After the shooting attacks on Jews in Pittsburgh and Southern California, Phillips wrote that American Zionists should be talking about Aliya to Israel as a response to arising antisemitism in the United States.
“I am not proposing that the Jews of Beverly Hills and Boro Park should be selling their houses and buying their plane tickets,” he asserted. “All I am saying is that we should at least be…discussing both the positive and negative reasons for moving to Israel. We should be frank about the reasons we give our children for why we love Israel but live here. We should have a serious discussion about what traditional Jewish sources say about the subject.”
Phillips also recently took on historian Deborah Lipstadt. The Emory University scholar publicly criticized Israel’s leaders for “giving cover to” and “sleeping with” the governments of Poland, Hungary, and Lithuania, “who have rewritten the history of their countries’ role in the Holocaust.”
The Herut leader said that while he agrees with Lipstadt regarding those regimes, she is employing a “double standard” by failing to likewise criticize Mahmoud Abbas, whose attitudes regarding the Holocaust are even worse.
“Those European governments are Holocaust-distorters, but Abbas is an actual Holocaust-denier,” Phillips told the Jewish Voice. “Yet Lipstadt has never called for America or Israel to end their relations with him.”
In his 1982 doctoral dissertation, Abbas wrote that only several hundred thousand Jews died at the hands of Nazis, and they were the victims of a secret collaboration between Hitler and David Ben-Gurion.
A FORGOTTEN VICTIM OF TERRORISM
Phillips, a Pennsylvania business executive, is also busy with an issue closer to home: justice for a Philadelphia woman who was murdered by Palestinian Arab terrorists.
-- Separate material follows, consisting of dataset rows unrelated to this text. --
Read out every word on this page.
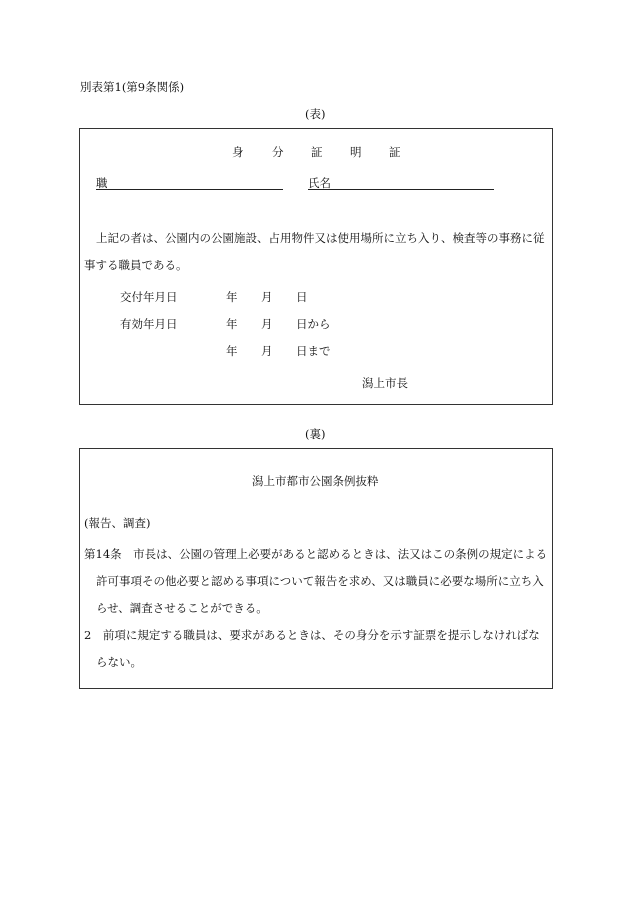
別表第1(第9条関係)
(表)
身 分 証 明 証
職	氏名
上記の者は、公園内の公園施設、占用物件又は使用場所に立ち入り、検査等の事務に従
事する職員である。
交付年月日	年 月 日
有効年月日	年 月 日から
年 月 日まで
潟上市長
(裏)
潟上市都市公園条例抜粋
(報告、調査)
第14条　市長は、公園の管理上必要があると認めるときは、法又はこの条例の規定による
許可事項その他必要と認める事項について報告を求め、又は職員に必要な場所に立ち入
らせ、調査させることができる。
2　前項に規定する職員は、要求があるときは、その身分を示す証票を提示しなければな
らない。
Rita Levine, a well-known Philadelphia attorney, was murdered in an attack on an Israeli bus in 1989. The Islamic Jihad terrorist who carried out the attack, Abdel Hadi Ghneim, was released in a prisoner exchange, and the masterminds of the attack have never been apprehended.
The State Department maintains a “Rewards for Justice” program that offers monetary rewards for information leading to the capture of terrorists who have harmed Americans around the world. But Palestinian attacks were not included.
Fifteen years ago, following complaints by the Zionist Organization of America and other groups, the State Department announced that it would include American victims of Palestinian Arab terrorism in the rewards program.
Since then, however, the State Department rewards website has listed only a handful of the nearly 150 victims of Palestinian terror. Now Herut USA is taking up the cause. In a recent op-ed, Phillips blasted State for not including the Levine case, and Herut activists recently collected hundreds of signatures on their “Justice for Rita” petition at a local community event.
“People were coming over to our table all day long, to express their shock that other Jewish organizations have not been pushing for justice for Rita,” Phillips said. “We will fill that vacuum.”
TEST AT THE BALLOT BOX
Will Herut USA’s new high profile translate into votes at the ballot box?
Early next year, American Zionists will cast their ballots for delegates to the 2020 World Zionist Congress. In the previous election, in 2015, Herut won enough votes for just one seat.
Herut’s share of the vote is likely to increase this time around, although just how much it will rise remains to be seen. Phillips and his colleagues will face competition on the right from several older, more established Zionist groups.
Phillips doesn’t mind being the new kid on the block. “Today’s Herut represents a fresh young face in the American Zionist movement,” he says. “We say things that others are afraid to say, and we raise ideas that the Jewish community needs to hear.”